What are the thiazolidinediones and how do they act

A new category of antidiabetic medicines consists of thiazolidine-diones (TZDs) or glitazones. the main action of which is the reduction of insulin resistance in the peripheral tissues (mainly the adipose tissue, but also the muscles and less so the liver). The first medicine of this category (troglitazone) came out in the USA in 1997, but was withdrawn in 2000 because of serious hepatotoxicity. Today two substances of this category are available, pioglitazone and rosiglita-zone.

TZDs bind to special nuclear cell receptors, called PPAR-g (Peroxisome Proliferator Activated Receptor-g), which are found all over the body, but with higher concentration in the adipose tissue, the muscles and the liver. After binding to the receptor, the complex interacts with the Retinoid X Receptor (RXR) so that an activated heterodimer complex is produced, that then causes transcription of genes of various proteins. The manifestation of the action of TZDs is expressed via these proteins. The presence of insulin is essential for the hypoglycaemic action of TZDs, which actually potentiate its action. This fact renders these medicines useful in Type 2 DM, since it is characterized by insulin resistance. Concisely, TZDs have the following effects:

• they cause an increase of glucose transporters GLUT1 (in the adipose tissue) and of GLUT4 (in muscles), resulting in an increase of the intracellular transport of glucose;

• they increase the phosphorylation of the insulin receptor after the binding of insulin, so that the message of binding is transmitted more rapidly into the cell;

• they decrease the hepatic gluconeogenesis;

• they inhibit lipolysis and thus decrease the free fatty acids, which are incriminated in the development of insulin resistance, and they potentiate the action of lipoprotein lipase, via which the chylomicrons and endogenous triglycerides are removed from the circulation;

• they cause redistribution of adipocytes, so that more small adipocytes -sensitive to insulin - are distributed in the periphery, and less intraabdominal;

• they promote the expression of the adiponectin gene and inhibit the resi stin gene, thus increasing the sensitivity of the adipose tissue to insulin.

However, several aspects of the mechanism of action of TZDs, both in muscles and in the adipose tissue, still remain elusive.

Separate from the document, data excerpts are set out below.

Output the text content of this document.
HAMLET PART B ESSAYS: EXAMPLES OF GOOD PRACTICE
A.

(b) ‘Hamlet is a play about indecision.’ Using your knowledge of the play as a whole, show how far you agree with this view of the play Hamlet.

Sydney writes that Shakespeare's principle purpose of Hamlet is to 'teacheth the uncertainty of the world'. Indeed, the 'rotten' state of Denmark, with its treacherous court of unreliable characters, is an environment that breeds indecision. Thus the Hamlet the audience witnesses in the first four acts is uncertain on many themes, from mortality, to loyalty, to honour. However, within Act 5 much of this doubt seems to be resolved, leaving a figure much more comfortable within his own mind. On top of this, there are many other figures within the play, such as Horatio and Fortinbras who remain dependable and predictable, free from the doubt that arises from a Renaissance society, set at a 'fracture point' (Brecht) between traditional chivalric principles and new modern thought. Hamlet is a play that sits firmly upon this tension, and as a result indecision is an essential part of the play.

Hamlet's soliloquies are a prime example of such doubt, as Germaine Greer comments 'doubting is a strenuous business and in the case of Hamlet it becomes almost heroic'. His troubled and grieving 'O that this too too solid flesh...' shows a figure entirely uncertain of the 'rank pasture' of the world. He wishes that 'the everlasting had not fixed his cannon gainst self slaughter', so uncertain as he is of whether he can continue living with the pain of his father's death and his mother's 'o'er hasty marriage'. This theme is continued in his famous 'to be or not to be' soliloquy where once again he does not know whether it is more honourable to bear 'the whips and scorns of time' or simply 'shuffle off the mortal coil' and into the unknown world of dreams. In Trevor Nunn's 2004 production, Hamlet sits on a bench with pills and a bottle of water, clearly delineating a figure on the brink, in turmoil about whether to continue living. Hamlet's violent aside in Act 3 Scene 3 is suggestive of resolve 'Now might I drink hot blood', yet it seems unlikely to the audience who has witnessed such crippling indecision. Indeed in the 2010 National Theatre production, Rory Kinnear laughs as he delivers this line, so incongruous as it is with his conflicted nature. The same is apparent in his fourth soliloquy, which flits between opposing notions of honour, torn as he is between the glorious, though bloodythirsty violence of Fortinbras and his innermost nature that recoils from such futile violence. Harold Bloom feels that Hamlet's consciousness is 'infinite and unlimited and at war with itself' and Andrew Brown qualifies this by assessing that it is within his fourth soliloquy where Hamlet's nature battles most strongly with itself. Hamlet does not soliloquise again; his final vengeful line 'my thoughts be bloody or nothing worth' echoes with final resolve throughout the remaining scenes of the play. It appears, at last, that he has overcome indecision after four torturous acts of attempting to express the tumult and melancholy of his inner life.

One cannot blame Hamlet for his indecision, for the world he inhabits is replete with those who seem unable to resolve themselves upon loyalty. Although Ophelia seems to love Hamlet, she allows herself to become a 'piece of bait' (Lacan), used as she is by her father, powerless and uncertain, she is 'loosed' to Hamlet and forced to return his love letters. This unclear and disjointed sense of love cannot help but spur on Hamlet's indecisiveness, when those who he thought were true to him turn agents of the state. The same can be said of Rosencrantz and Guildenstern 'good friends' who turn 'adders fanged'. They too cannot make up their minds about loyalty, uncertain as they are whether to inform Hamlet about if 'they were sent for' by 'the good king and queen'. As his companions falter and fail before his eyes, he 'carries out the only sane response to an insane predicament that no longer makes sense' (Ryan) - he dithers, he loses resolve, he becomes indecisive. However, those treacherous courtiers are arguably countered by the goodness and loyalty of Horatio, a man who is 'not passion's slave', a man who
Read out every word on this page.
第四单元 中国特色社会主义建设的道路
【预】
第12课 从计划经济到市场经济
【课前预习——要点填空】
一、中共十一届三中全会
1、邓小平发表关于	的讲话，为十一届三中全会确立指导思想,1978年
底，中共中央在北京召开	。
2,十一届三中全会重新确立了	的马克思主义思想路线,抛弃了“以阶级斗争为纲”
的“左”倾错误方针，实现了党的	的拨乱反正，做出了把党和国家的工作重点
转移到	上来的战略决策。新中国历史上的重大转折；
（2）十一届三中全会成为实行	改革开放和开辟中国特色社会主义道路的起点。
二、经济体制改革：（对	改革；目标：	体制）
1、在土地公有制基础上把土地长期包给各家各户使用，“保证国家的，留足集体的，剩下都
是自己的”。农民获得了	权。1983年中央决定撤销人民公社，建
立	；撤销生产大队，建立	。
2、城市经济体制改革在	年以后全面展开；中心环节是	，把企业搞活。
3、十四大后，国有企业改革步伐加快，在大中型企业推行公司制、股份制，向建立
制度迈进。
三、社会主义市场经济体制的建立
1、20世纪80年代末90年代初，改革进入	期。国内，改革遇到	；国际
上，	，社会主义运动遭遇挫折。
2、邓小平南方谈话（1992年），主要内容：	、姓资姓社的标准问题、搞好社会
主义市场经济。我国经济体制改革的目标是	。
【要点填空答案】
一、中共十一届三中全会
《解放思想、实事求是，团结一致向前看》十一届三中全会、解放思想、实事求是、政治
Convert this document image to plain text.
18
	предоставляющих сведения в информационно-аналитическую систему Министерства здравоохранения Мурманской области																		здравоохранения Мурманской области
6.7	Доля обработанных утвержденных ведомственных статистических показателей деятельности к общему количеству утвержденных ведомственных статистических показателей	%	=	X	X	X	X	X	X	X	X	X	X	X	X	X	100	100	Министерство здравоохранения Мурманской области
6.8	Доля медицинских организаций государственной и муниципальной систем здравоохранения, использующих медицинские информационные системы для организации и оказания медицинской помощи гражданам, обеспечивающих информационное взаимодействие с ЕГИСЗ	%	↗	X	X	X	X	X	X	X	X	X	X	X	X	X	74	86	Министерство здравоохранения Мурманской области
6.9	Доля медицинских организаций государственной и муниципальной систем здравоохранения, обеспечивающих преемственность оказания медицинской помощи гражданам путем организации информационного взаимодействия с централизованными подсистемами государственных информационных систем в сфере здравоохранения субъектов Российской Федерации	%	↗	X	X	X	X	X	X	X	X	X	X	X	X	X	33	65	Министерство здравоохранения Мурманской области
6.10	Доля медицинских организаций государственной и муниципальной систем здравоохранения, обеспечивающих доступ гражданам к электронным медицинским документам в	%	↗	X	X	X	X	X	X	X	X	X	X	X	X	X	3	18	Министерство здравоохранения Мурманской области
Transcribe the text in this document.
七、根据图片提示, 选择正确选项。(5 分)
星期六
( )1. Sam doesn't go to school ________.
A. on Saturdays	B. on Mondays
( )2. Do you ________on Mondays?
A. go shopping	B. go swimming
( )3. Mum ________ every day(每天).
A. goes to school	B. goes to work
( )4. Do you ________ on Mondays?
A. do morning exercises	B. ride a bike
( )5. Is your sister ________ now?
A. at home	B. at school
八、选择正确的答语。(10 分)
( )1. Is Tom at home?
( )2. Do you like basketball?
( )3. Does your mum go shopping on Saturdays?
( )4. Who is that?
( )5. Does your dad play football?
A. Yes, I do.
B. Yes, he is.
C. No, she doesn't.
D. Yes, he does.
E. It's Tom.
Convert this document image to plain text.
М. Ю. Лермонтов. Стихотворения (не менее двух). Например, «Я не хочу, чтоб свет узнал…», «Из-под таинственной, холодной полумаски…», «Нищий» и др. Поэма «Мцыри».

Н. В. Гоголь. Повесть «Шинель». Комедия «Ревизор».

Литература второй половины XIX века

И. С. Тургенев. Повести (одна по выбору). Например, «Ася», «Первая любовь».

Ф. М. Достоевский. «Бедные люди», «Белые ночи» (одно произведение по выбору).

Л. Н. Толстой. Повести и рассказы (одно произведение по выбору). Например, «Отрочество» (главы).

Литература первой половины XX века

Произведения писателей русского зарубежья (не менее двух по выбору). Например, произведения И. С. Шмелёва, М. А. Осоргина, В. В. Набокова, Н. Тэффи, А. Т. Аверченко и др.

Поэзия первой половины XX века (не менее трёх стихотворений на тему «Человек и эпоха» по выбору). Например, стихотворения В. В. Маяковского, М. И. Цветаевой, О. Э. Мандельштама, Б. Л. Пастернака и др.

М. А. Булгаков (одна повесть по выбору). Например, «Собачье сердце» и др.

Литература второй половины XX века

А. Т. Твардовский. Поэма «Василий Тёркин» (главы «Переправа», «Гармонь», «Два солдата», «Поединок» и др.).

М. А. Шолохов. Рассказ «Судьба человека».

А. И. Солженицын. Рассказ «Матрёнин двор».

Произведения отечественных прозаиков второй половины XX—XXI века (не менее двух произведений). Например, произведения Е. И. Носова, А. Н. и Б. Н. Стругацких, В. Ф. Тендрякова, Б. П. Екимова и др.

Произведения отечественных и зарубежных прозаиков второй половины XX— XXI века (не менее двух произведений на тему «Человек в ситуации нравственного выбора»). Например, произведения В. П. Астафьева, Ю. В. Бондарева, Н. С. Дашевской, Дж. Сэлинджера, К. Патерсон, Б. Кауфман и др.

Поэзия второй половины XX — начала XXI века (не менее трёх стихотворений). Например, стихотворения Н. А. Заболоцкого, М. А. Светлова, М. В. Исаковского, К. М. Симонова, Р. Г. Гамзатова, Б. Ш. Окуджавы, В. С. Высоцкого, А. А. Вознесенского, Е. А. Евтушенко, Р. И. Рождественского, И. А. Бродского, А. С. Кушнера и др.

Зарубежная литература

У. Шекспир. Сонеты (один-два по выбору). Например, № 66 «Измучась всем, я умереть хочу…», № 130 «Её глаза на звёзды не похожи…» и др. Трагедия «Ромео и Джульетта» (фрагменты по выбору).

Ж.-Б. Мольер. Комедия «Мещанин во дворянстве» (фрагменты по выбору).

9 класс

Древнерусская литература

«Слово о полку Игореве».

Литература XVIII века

TZDs manifest other actions as well. These include an improvement in endothelial function, reduction of the carotid intima-media thickness and inhibition of the proliferation of smooth muscle cell fibres, as well as the decrease of fibrinogen, CRP (C-reactive protein), PAI-1 (plasminogen activator inhibitor-1), tumour necrosis factor-a (TNF-a) and small-dense atherogenic LDL. They also cause a reduction in the urine albumin excretion rate and the arterial pressure. These effects most likely exert an antiatheromatous effect and are the subject of continuing research. If these preliminary, very encouraging effects of TZDs on the atherosclerotic risk factors are to be translated to a reduction of cardiovascular events, this will become clear in the near future, from the results of ongoing large studies. The multiple effects of TZDs in the various tissues and multiple genes (> 100) that these influence, currently renders precise determination of their mechanism of action impossible with regard to their hypoglycaemic effect.